So by now, everyone who is interested has seen the now viral video of the North Carolina father who posted a video on You Tube of himself railing on his teenage daughter, ending with his melodramatic shooting up a laptop belonging—or rather formerly so—to her. The video, which father Tommy Jordan posted, was a response to his 15-year-old daughter’s Facebook-posted profanity-laden diatribe against her own parents for it appears, holding her to reasonable expectations as a child living under the responsibility, the authority, and the roof of her parents.
Setting aside the twin truths that: (1) I have been working with kids and teens in one form or fashion for the last decade or so, and am well aware of their narcissistic perspectives; and (2) that I am quite familiar with how often most of today’s teenagers exaggerate occurrences involving themselves, I am more than inclined to take the father at his word after watching the video—even without hearing the daughter’s side of the story. The simple fact is that today’s American youth—outside of each other’s approval—don’t respect a whole lot, especially the inherent and actual authority of adults, including their parents. To today’s teens, rules are merely suggestions and when they [routinely] break rules, they are often coddled by a justice system already overwhelmed with dealing with adult crimes.
After reading multiple online articles and posts about the shootings myself, it seems that public opinion is pretty split down the middle for support and condemnation of the father’s actions.

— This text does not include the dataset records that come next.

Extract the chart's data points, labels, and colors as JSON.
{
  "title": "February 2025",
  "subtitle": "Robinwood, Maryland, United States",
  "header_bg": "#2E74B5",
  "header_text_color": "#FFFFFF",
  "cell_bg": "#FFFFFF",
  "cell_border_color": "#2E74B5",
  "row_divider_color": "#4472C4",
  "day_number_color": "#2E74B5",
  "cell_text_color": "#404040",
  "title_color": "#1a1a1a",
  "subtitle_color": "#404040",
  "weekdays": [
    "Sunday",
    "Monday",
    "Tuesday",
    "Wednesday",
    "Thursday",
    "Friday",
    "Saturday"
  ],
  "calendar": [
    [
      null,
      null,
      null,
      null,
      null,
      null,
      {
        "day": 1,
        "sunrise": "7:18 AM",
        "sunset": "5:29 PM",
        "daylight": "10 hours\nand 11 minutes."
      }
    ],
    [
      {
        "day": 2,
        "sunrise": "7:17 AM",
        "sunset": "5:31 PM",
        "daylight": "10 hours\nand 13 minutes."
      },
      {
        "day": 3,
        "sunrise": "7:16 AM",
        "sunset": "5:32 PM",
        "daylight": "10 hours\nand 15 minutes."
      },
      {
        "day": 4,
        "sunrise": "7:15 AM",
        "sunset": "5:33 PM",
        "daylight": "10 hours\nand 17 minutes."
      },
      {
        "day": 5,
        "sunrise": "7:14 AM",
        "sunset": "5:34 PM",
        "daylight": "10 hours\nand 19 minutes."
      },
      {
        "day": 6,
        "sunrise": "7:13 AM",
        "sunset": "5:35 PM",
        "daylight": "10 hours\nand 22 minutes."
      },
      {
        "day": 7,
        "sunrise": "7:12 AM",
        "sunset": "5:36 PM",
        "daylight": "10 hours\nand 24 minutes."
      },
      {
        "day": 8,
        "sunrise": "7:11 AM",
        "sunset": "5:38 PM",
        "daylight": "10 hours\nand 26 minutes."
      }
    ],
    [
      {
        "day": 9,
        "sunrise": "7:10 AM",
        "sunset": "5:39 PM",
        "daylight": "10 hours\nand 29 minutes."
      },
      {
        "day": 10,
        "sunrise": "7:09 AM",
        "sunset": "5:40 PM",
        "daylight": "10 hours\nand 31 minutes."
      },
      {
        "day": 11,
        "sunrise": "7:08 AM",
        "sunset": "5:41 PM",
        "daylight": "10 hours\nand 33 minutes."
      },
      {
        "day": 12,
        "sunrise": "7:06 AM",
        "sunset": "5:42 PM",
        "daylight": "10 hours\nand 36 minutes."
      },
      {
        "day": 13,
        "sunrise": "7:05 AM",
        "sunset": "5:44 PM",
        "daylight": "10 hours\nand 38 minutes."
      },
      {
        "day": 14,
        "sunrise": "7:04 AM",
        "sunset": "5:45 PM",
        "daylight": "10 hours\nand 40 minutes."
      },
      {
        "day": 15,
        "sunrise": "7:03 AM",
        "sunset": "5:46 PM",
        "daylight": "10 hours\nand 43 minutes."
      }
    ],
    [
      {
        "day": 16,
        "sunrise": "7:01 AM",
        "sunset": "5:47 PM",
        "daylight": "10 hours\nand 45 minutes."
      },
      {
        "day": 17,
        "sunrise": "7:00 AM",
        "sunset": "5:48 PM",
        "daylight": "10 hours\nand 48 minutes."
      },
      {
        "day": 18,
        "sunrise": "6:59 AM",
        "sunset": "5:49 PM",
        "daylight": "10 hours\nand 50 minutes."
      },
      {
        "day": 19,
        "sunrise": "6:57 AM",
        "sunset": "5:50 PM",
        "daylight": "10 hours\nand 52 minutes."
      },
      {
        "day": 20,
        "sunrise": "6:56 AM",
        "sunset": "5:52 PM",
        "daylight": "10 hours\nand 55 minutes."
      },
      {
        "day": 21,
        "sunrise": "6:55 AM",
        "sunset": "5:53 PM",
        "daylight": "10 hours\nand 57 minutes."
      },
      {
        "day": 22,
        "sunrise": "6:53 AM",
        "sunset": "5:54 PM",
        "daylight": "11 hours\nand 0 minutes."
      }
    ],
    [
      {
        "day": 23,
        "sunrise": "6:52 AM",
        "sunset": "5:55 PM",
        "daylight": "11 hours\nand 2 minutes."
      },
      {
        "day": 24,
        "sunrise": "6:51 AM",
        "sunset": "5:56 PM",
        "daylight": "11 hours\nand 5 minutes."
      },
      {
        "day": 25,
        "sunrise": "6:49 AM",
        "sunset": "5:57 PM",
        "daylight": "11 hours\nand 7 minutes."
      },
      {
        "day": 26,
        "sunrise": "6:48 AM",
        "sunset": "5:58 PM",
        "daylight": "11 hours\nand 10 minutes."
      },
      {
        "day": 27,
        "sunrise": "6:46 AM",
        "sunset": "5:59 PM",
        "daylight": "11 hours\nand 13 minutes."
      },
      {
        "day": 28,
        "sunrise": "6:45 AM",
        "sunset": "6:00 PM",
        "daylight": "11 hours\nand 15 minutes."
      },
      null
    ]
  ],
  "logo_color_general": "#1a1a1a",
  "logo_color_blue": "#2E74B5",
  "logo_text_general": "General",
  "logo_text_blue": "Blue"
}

Regular readers to Beyond The Political Spectrum already know where I personally stand on the issue of parental disciplining of noncompliant and rebellious children; the Old School way of bringing up children is simply the best, the most result-proven way. Under the Old School regime of raising children, there was social consensus for the parent’s right to occasionally whip unruly children, including among law-enforcement and the courts…as long as parents didn’t cross the line into abuse. During those times, “abuse” was more narrowly-defined, prohibiting such blatant actions resulting in major physical trauma, such as cigarette burns, choking, broken limbs, and/or otherwise adversely affecting the child’s long-term physical health (by comparison, “abuse” today constitutes anything that may result in a broken fingernail or leaves a bad thought in a child’s head).
The direct parenting of the old ways enforced compliance with curfews, the authority of adults (especially parents and teachers), compelled school attendance and in most cases, academic performance, and cavorting with familiars (back in those days, if parents didn’t know a child’s friend or their parents, children weren’t allowed to play with them). Children didn’t expect everything to be given to them on a whim. Chores were performed based on nonnegotiable expectations. Substance abuse was the exception, not the rule, as direct parenting made parents well aware of their children’s proclivities and inclinations. Those with overly-liberal attitudes toward raising children—those who invariably condemn Jordan’s actions—can only blame themselves for how today’s children have turned out. “Sanctions” are limited to talking to children in a “therapeutic” manner (which flies in the face of logic; if such “solutions” were in fact valid, then we wouldn’t jail adults for breaking the law…we’d talk to them). We often make unjustified excuses for their actions. Half of us whine and scream, “Abuse” if parents even raise their voices at chronically unruly children, affecting the half of responsible parents who do believe in being given a free hand to raise their children in a manner they deem appropriate. It’s hard to imagine that many Americans either don’t remember, or don’t yearn for those relatively better parenting experiences.
Those who condemn the North Carolina’s father’s actions are simply not looking at the big picture; he could have just as well put the bullets in his daughter for publicly disrespecting her and his wife as responsible parents. But for showing restraint—and innovative thinking—as a parent in dealing with today's often disrespectful, ungrateful, lazy, and unmotivated youth, I say...you go, boy!